In reversing the trial court, the Third District looked at the big picture, opining that the traffic signal repair personnel’s responsibility was to regulate cars and pedestrians and to appropriately repair the traffic lights while the school crossing guard’s responsibility was to regulate the same vehicles and people at the same intersection where the defective light was located. The Third District concluded it could not be said that the two jobs clearly demonstrated that they were unrelated or that the employees were working on entirely different projects.

The Third District’s interpretation is understandable. In Taylor, the Supreme Court concluded that a school bus driver and a school bus mechanic were not engaged in unrelated works because they “shared a common goal of providing safe transportation to the students.” Taylor at Page 6.

Recognizing the Supreme Court’s interpretation in Taylor might be misinterpreted too restrictively, the Avavena majority felt it was time to set out clearer instructions to the courts as to how to apply this workers’ compensation exception. At Page 208, the Court states:

“We conclude that the phrase ‘assigned primarily

to unrelated works’ in section 440.11(1) has

both an operational and a locational component.

Thus, where coemployees are assigned primarily

to different departments and different locations,

and are assigned primarily to different job

functions, the fact that the coemployees may

have some broad overlapping responsibilities

is not dispositive.

Although we stated in Taylor that ‘we could not

hope to contemplate the myriad of factual

circumstances’ that might arise in applying

the unrelated works exception, 888 So. At 5,

a review of the district court decisions shows

common factors used in the analysis of the

applicability of the unrelated works exception.
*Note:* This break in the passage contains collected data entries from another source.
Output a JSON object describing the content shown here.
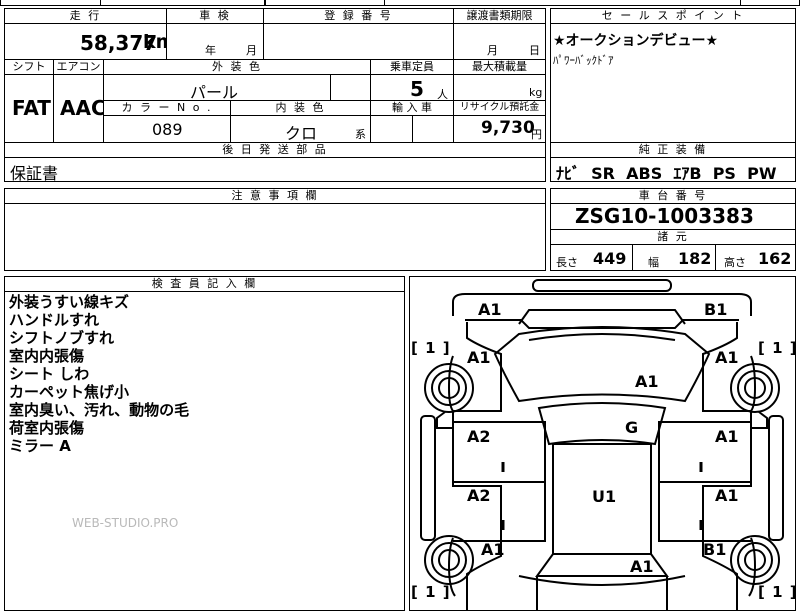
{
  "top_header": {
    "mileage_label": "走 行",
    "inspection_label": "車 検",
    "registration_label": "登 録 番 号",
    "transfer_label": "譲渡書類期限",
    "sales_point_label": "セ ー ル ス ポ イ ン ト"
  },
  "mileage": {
    "value": "58,377",
    "unit": "km"
  },
  "inspection": {
    "year_label": "年",
    "month_label": "月"
  },
  "transfer": {
    "month_label": "月",
    "day_label": "日"
  },
  "sales_point": {
    "line1": "★オークションデビュー★",
    "line2": "ﾊﾟﾜｰﾊﾞｯｸﾄﾞｱ"
  },
  "spec_header": {
    "shift_label": "シフト",
    "aircon_label": "エアコン",
    "exterior_color_label": "外 装 色",
    "capacity_label": "乗車定員",
    "max_load_label": "最大積載量"
  },
  "spec": {
    "shift": "FAT",
    "aircon": "AAC",
    "exterior_color": "パール",
    "capacity": "5",
    "capacity_unit": "人",
    "max_load_unit": "kg",
    "color_no_label": "カ ラ ー N o .",
    "interior_color_label": "内 装 色",
    "import_label": "輸 入 車",
    "recycle_label": "リサイクル預託金",
    "color_no": "089",
    "interior_color": "クロ",
    "interior_suffix": "系",
    "recycle_fee": "9,730",
    "recycle_unit": "円"
  },
  "parts": {
    "label": "後 日 発 送 部 品",
    "value": "保証書"
  },
  "equipment": {
    "label": "純 正 装 備",
    "value": "ﾅﾋﾞ  SR  ABS  ｴｱB  PS  PW"
  },
  "caution": {
    "label": "注 意 事 項 欄"
  },
  "chassis": {
    "label": "車 台 番 号",
    "value": "ZSG10-1003383"
  },
  "dimensions": {
    "label": "諸 元",
    "length_label": "長さ",
    "length": "449",
    "width_label": "幅",
    "width": "182",
    "height_label": "高さ",
    "height": "162"
  },
  "inspector": {
    "label": "検 査 員 記 入 欄",
    "notes": [
      "外装うすい線キズ",
      "ハンドルすれ",
      "シフトノブすれ",
      "室内内張傷",
      "シート しわ",
      "カーペット焦げ小",
      "室内臭い、汚れ、動物の毛",
      "荷室内張傷",
      "ミラー A"
    ]
  },
  "watermark": "WEB-STUDIO.PRO",
  "diagram": {
    "front_left": "A1",
    "front_right": "B1",
    "tire_fl": "1",
    "tire_fr": "1",
    "tire_rl": "1",
    "tire_rr": "1",
    "fender_fl": "A1",
    "fender_fr": "A1",
    "hood": "A1",
    "glass": "G",
    "door_fl": "A2",
    "door_fr": "A1",
    "door_rl": "A2",
    "door_rr": "A1",
    "roof": "U1",
    "quarter_rl": "A1",
    "quarter_rr": "B1",
    "rear": "A1"
  }
}
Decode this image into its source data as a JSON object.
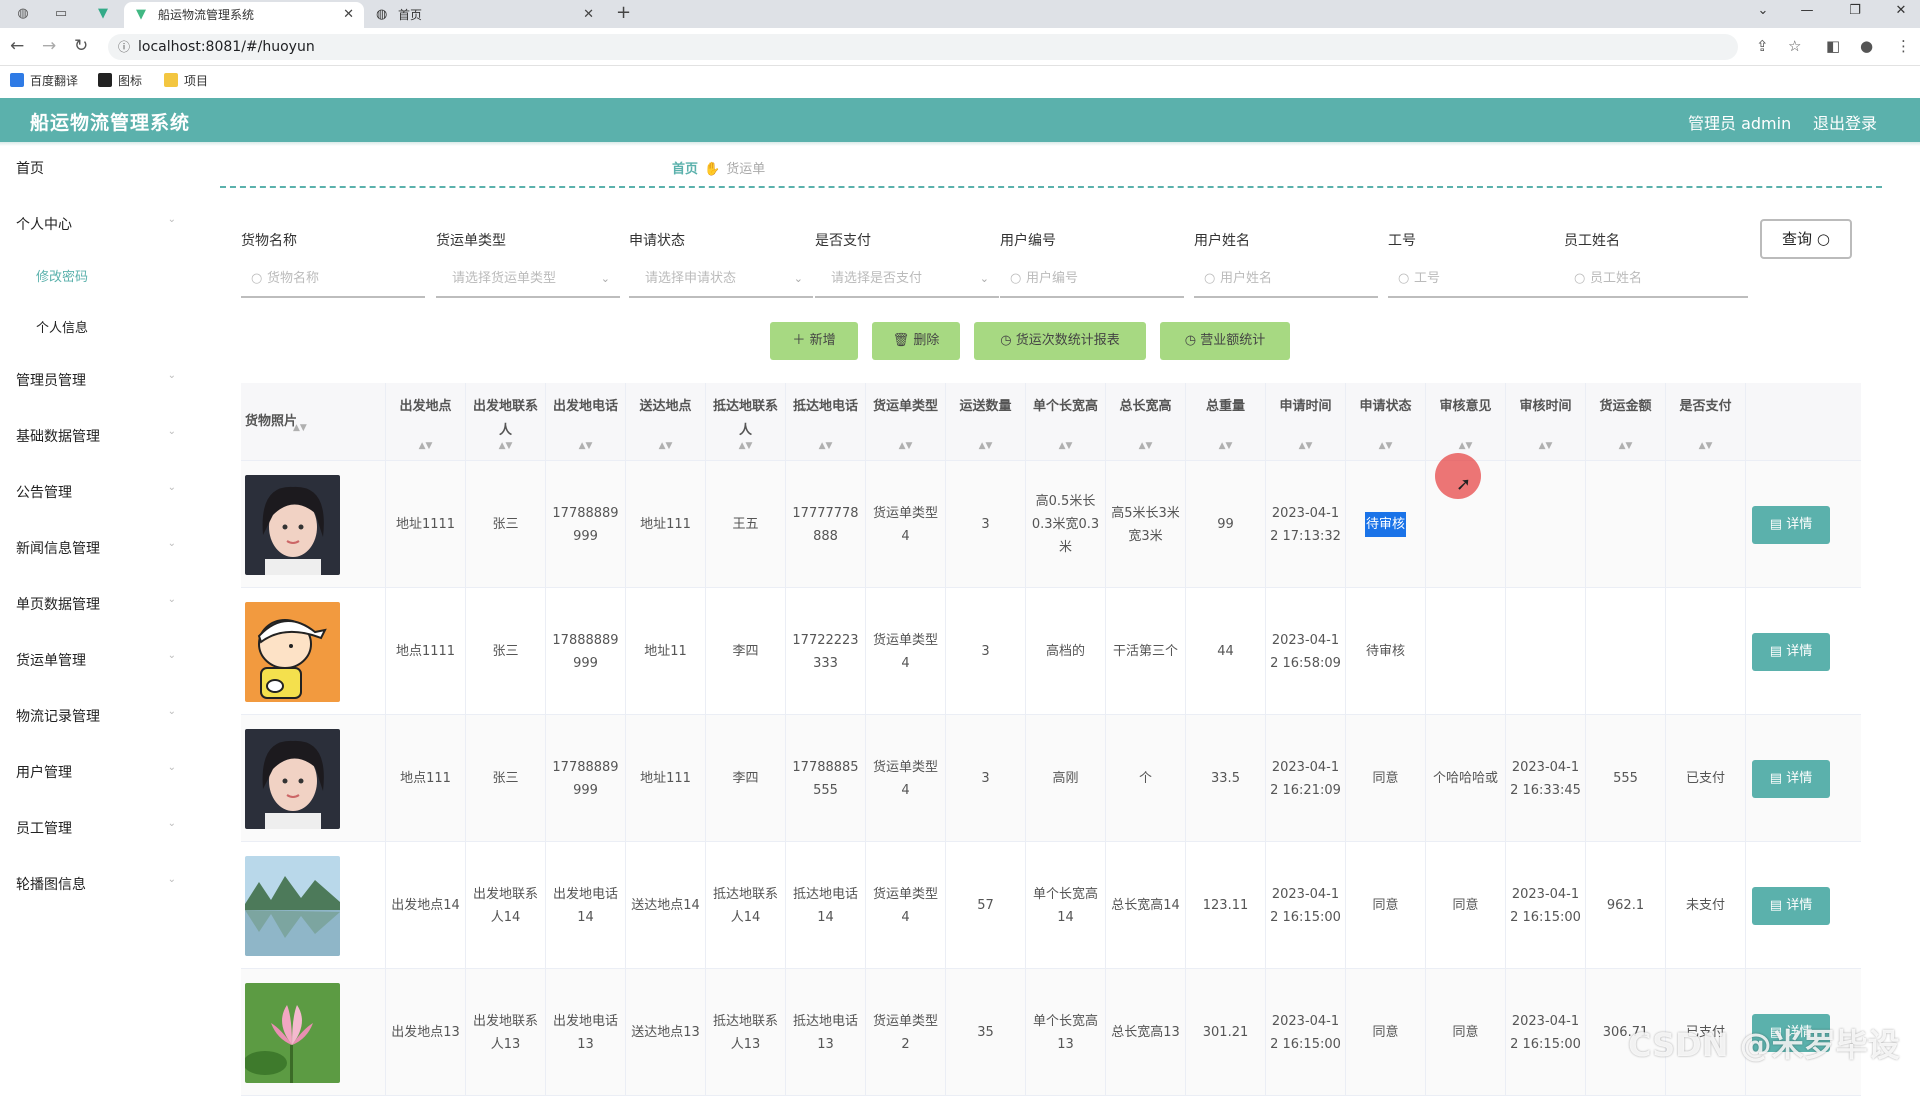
{
  "browser": {
    "tabs": [
      {
        "title": "船运物流管理系统",
        "active": true
      },
      {
        "title": "首页",
        "active": false
      }
    ],
    "url": "localhost:8081/#/huoyun",
    "bookmarks": [
      "百度翻译",
      "图标",
      "项目"
    ]
  },
  "header": {
    "title": "船运物流管理系统",
    "admin": "管理员 admin",
    "logout": "退出登录",
    "color": "#5bb1ac"
  },
  "sidebar": {
    "items": [
      {
        "label": "首页"
      },
      {
        "label": "个人中心"
      },
      {
        "label": "管理员管理"
      },
      {
        "label": "基础数据管理"
      },
      {
        "label": "公告管理"
      },
      {
        "label": "新闻信息管理"
      },
      {
        "label": "单页数据管理"
      },
      {
        "label": "货运单管理"
      },
      {
        "label": "物流记录管理"
      },
      {
        "label": "用户管理"
      },
      {
        "label": "员工管理"
      },
      {
        "label": "轮播图信息"
      }
    ],
    "subitems": [
      {
        "label": "修改密码",
        "active": true
      },
      {
        "label": "个人信息",
        "active": false
      }
    ]
  },
  "breadcrumb": {
    "home": "首页",
    "current": "货运单"
  },
  "filters": [
    {
      "label": "货物名称",
      "placeholder": "货物名称",
      "type": "input"
    },
    {
      "label": "货运单类型",
      "placeholder": "请选择货运单类型",
      "type": "select"
    },
    {
      "label": "申请状态",
      "placeholder": "请选择申请状态",
      "type": "select"
    },
    {
      "label": "是否支付",
      "placeholder": "请选择是否支付",
      "type": "select"
    },
    {
      "label": "用户编号",
      "placeholder": "用户编号",
      "type": "input"
    },
    {
      "label": "用户姓名",
      "placeholder": "用户姓名",
      "type": "input"
    },
    {
      "label": "工号",
      "placeholder": "工号",
      "type": "input"
    },
    {
      "label": "员工姓名",
      "placeholder": "员工姓名",
      "type": "input"
    }
  ],
  "query_button": "查询",
  "actions": {
    "add": "新增",
    "delete": "删除",
    "count_report": "货运次数统计报表",
    "revenue_stats": "营业额统计"
  },
  "table": {
    "columns": [
      "货物照片",
      "出发地点",
      "出发地联系人",
      "出发地电话",
      "送达地点",
      "抵达地联系人",
      "抵达地电话",
      "货运单类型",
      "运送数量",
      "单个长宽高",
      "总长宽高",
      "总重量",
      "申请时间",
      "申请状态",
      "审核意见",
      "审核时间",
      "货运金额",
      "是否支付"
    ],
    "detail_label": "详情",
    "rows": [
      {
        "photo": "girl",
        "from": "地址1111",
        "from_contact": "张三",
        "from_phone": "17788889999",
        "to": "地址111",
        "to_contact": "王五",
        "to_phone": "17777778888",
        "type": "货运单类型4",
        "qty": "3",
        "unit_size": "高0.5米长0.3米宽0.3米",
        "total_size": "高5米长3米宽3米",
        "weight": "99",
        "apply_time": "2023-04-12 17:13:32",
        "status": "待审核",
        "opinion": "",
        "review_time": "",
        "amount": "",
        "paid": ""
      },
      {
        "photo": "cartoon",
        "from": "地点1111",
        "from_contact": "张三",
        "from_phone": "17888889999",
        "to": "地址11",
        "to_contact": "李四",
        "to_phone": "17722223333",
        "type": "货运单类型4",
        "qty": "3",
        "unit_size": "高档的",
        "total_size": "干活第三个",
        "weight": "44",
        "apply_time": "2023-04-12 16:58:09",
        "status": "待审核",
        "opinion": "",
        "review_time": "",
        "amount": "",
        "paid": ""
      },
      {
        "photo": "girl",
        "from": "地点111",
        "from_contact": "张三",
        "from_phone": "17788889999",
        "to": "地址111",
        "to_contact": "李四",
        "to_phone": "17788885555",
        "type": "货运单类型4",
        "qty": "3",
        "unit_size": "高刚",
        "total_size": "个",
        "weight": "33.5",
        "apply_time": "2023-04-12 16:21:09",
        "status": "同意",
        "opinion": "个哈哈哈或",
        "review_time": "2023-04-12 16:33:45",
        "amount": "555",
        "paid": "已支付"
      },
      {
        "photo": "lake",
        "from": "出发地点14",
        "from_contact": "出发地联系人14",
        "from_phone": "出发地电话14",
        "to": "送达地点14",
        "to_contact": "抵达地联系人14",
        "to_phone": "抵达地电话14",
        "type": "货运单类型4",
        "qty": "57",
        "unit_size": "单个长宽高14",
        "total_size": "总长宽高14",
        "weight": "123.11",
        "apply_time": "2023-04-12 16:15:00",
        "status": "同意",
        "opinion": "同意",
        "review_time": "2023-04-12 16:15:00",
        "amount": "962.1",
        "paid": "未支付"
      },
      {
        "photo": "lotus",
        "from": "出发地点13",
        "from_contact": "出发地联系人13",
        "from_phone": "出发地电话13",
        "to": "送达地点13",
        "to_contact": "抵达地联系人13",
        "to_phone": "抵达地电话13",
        "type": "货运单类型2",
        "qty": "35",
        "unit_size": "单个长宽高13",
        "total_size": "总长宽高13",
        "weight": "301.21",
        "apply_time": "2023-04-12 16:15:00",
        "status": "同意",
        "opinion": "同意",
        "review_time": "2023-04-12 16:15:00",
        "amount": "306.71",
        "paid": "已支付"
      }
    ]
  },
  "watermark": "CSDN @米罗毕设"
}
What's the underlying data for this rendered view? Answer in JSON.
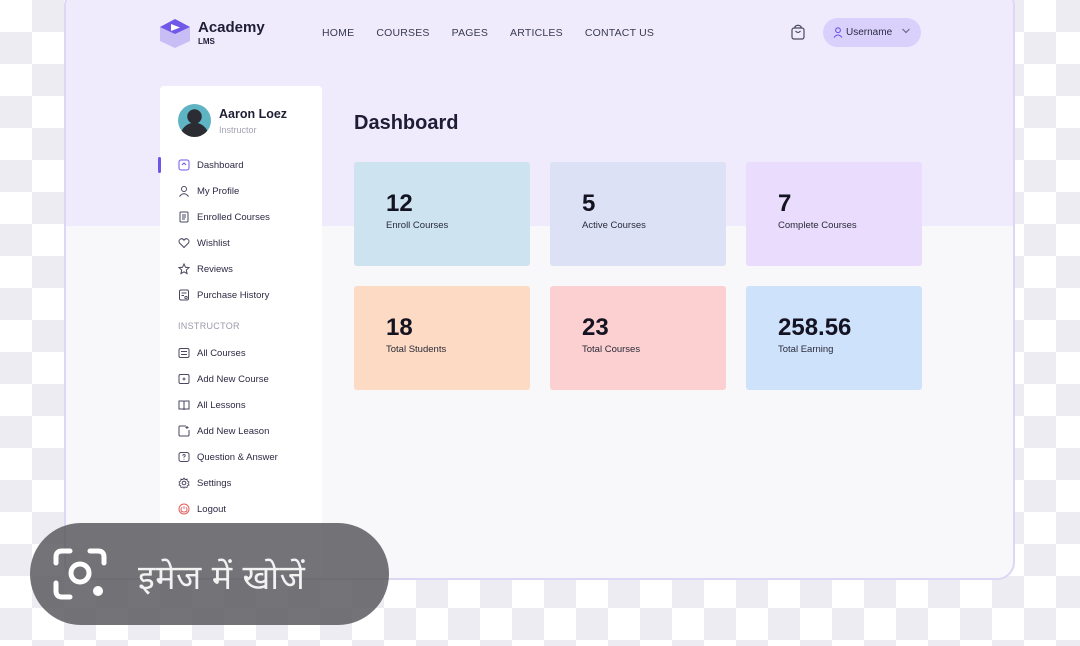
{
  "app": {
    "name": "Academy",
    "sub": "LMS"
  },
  "nav": [
    "HOME",
    "COURSES",
    "PAGES",
    "ARTICLES",
    "CONTACT US"
  ],
  "user": {
    "label": "Username"
  },
  "profile": {
    "name": "Aaron Loez",
    "role": "Instructor"
  },
  "sidebar": {
    "items": [
      "Dashboard",
      "My Profile",
      "Enrolled Courses",
      "Wishlist",
      "Reviews",
      "Purchase History"
    ],
    "section": "INSTRUCTOR",
    "instructor_items": [
      "All Courses",
      "Add New Course",
      "All Lessons",
      "Add New Leason",
      "Question & Answer",
      "Settings",
      "Logout"
    ]
  },
  "main": {
    "title": "Dashboard"
  },
  "stats": [
    {
      "value": "12",
      "label": "Enroll Courses",
      "color": "#cde3f0"
    },
    {
      "value": "5",
      "label": "Active Courses",
      "color": "#dde1f6"
    },
    {
      "value": "7",
      "label": "Complete Courses",
      "color": "#e9dcfc"
    },
    {
      "value": "18",
      "label": "Total Students",
      "color": "#fcdac4"
    },
    {
      "value": "23",
      "label": "Total Courses",
      "color": "#fcd0d0"
    },
    {
      "value": "258.56",
      "label": "Total Earning",
      "color": "#cfe2fc"
    }
  ],
  "lens": {
    "text": "इमेज में खोजें"
  },
  "colors": {
    "accent": "#6c56e8",
    "logout": "#e25c5c"
  }
}
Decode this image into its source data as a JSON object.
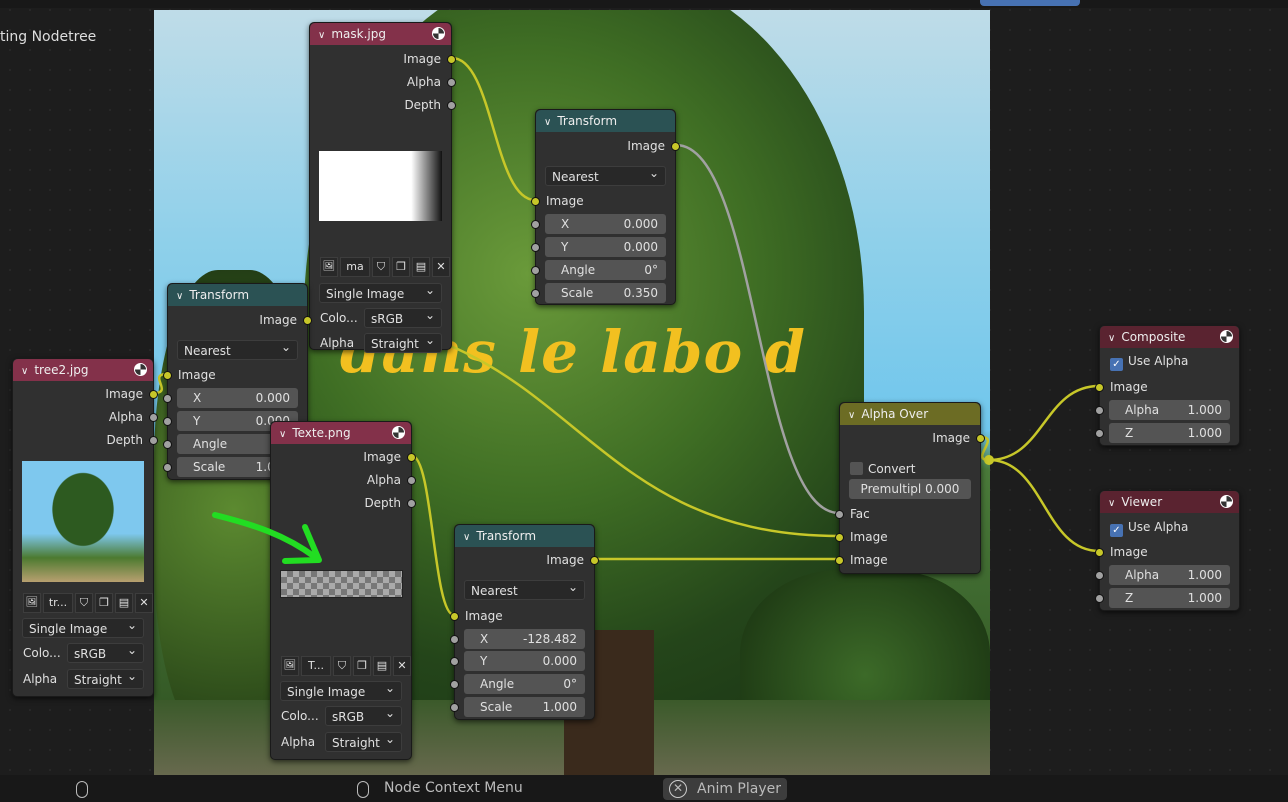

These include: (1) whether the coemployees

work at the same location; (2) whether the

coemployees must cooperate as a team to

accomplish a specific mission; (3) the size

of the employer; (4) whether the

coemployees have similar job duties,

(5) whether the coemployees have the same

supervisor; and (6) whether the coemployees

work with the same equipment.

In a case such as this one, in which the

coemployees do not work at the same

location, it is more likely that the coemployees

will be considered to be assigned primarily

to unrelated works. However, in making

this determination the courts should also

consider whether the coemployees must

cooperate as a team to further a specific

mission of the employer, not whether they

further the same general mission of the

employer. In deciding whether coemployees

must cooperate as a team to further a

specific mission of the employer, it may

be helpful to look to the last four factors

enumerated above; the size of the

employer and whether the coemployees

work with the same equipment, have the

same supervisor, or have similar duties.

Further, although we recognize that when

employees work at the same location, it is

more likely that they will not be considered

to be assigned primarily to unrelated works,

we caution that in those circumstances, the

courts must also consider whether the

work being performed is part of a team

effort. Clearly, as Justice Lewis observed,

a large university that has thousands of

employees across many acres warrants

different consideration than a small, single-

structured location such as an elementary

school, where everyone from teachers to

custodial staff may be considered part of

the same team. See Taylor, 888 So. 2d at

15 (Lewis, J., concurring in result only).”


This road map gives clearer instructions to the courts as to how to apply the unrelated works exception to the workers’ compensation law. This step by step analysis, while still necessarily imperfect, allows courts to review the myriad fact situations which could apply to this question in a more structured analysis than was provided by the Legislature.